Eh oui ! tout a changé ici !
Mais moi, ta petite fille, née avant la seconde guerre mondiale, je suis incapable de comprendre bien des changements !
De ton temps, c’était simple :

Nation : réunion d’hommes habitant un même pays et soumis à un même gouvernement et aux mêmes lois. (Dict. Quillet, 1948)
Nationalité : ensemble des caractères qui constituent une nation et la distinguent des autres – Origine ethnique d’un individu (Dict. Quillet, 1948)
Patrie : le pays où l’on est né, ou, plus exactement, où l’on a reçu naissance. La nation dont on fait partie… La patrie est proprement la terre de ses pères, le sol natal où l’on a le souvenir de ses ancêtres… (Dict. Quillet, 1948)

mais maintenant, c’est moins simple. Il y a beaucoup de choses que je suis incapable de comprendre.
L’Europe au début je comprenais et j’y travaillais, ou plutôt, je travaillais à la réconciliation franco-allemande, comme beaucoup d’autres.

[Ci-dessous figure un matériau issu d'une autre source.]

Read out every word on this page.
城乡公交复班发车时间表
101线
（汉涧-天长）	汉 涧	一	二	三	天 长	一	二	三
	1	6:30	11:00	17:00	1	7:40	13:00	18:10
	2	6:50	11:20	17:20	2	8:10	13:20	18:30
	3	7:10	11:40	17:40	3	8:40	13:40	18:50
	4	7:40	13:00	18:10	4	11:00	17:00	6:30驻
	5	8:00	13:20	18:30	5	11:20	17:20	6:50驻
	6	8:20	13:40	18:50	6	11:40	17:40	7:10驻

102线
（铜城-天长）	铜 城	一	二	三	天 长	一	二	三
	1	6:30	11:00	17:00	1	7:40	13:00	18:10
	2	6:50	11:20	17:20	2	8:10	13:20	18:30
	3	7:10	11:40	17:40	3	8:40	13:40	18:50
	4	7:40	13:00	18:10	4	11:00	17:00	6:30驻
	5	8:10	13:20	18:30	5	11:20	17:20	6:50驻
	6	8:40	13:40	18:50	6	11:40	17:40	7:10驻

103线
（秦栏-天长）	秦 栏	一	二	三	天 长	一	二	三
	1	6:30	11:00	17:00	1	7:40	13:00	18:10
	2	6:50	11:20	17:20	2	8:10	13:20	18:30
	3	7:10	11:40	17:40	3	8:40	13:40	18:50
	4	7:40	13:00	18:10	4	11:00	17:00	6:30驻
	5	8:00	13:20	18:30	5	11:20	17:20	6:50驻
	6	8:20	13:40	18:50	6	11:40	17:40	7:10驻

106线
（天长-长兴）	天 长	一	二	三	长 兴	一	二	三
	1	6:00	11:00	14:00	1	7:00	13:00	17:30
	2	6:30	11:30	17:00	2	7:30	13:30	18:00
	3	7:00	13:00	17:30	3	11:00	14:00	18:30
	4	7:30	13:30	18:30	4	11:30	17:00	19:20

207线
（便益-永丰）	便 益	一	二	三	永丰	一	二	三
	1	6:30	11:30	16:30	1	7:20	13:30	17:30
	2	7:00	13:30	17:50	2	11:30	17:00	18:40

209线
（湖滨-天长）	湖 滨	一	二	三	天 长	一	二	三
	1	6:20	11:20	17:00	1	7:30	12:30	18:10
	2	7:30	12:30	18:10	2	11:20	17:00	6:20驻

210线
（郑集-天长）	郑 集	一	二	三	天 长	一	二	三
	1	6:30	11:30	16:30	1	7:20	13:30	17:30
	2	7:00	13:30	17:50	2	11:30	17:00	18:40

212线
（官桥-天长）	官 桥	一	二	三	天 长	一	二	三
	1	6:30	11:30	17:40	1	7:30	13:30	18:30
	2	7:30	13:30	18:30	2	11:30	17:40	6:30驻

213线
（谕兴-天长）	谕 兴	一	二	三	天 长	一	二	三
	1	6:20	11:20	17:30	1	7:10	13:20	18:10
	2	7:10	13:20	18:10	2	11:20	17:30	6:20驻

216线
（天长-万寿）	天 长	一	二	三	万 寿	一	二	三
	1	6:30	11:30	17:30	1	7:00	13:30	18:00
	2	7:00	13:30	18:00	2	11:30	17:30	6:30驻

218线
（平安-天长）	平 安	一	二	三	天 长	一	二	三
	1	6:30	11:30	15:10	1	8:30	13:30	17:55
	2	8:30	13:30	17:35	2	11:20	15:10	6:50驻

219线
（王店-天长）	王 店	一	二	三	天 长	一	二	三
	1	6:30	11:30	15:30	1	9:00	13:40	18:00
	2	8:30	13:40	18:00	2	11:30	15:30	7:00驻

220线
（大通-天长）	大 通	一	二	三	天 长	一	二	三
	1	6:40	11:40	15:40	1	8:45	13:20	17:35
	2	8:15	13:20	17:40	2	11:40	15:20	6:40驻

Puis tout m’a échappé et je n’y comprends plus rien, même en lisant la presse censée la meilleure, ou en achetant des ouvrages censés m’éduquer.
Je suis incapable de comprendre tant de choses là-dedans, à commencer par ma retraite d’Allemagne, passée sous le nez, l’absence de réferendum des Européens lorsqu’il y a referendum dans un pays qui veut entrer, l’interdiction de subventionner les arbres fruitiers de France alors que le soleil d’Espagne est une inégalité, etc… la liste est longue.

Et, le pire, est que je suis totalement incapable de comprendre pourquoi des millions de personnes ont plusieurs nationalités !
Qu’on les accueille, je le comprends. Qu’on leur permette d’accéder à la nationalité française, je le comprends aussi, qu’ils aient des droits en France, cela aussi je le comprends. Mais qu’on leur laisse leur nationalité d’origine, cela je suis totalement incapable de le comprendre, car on leur laisse des droits dans plusieurs pays, en quelque sorte ce sont des sur-citoyens du monde. Il y en a même un franco-allemand, qui se fait élir une fois en Allemagne une fois en France, et se vante de ses droits supérieurs à ceux d’un simple monocitoyen, comme moi !

    Quel est le régime de la double nationalité ?

On ne sait même plus si la France a une identité ! Mail là, j’ai bien compris qu’on ne me demandait pas mon avis, et que les consultations passaient au dessus de moi, alors je le donne ici.
J’ai contribué à l’Europe par les actes de ma vie privée, mais aujourdh’ui je suis perdue.
J’ai contribué à accueillir des étrangers dans ma vie, mais aujourd’hui je suis perdue.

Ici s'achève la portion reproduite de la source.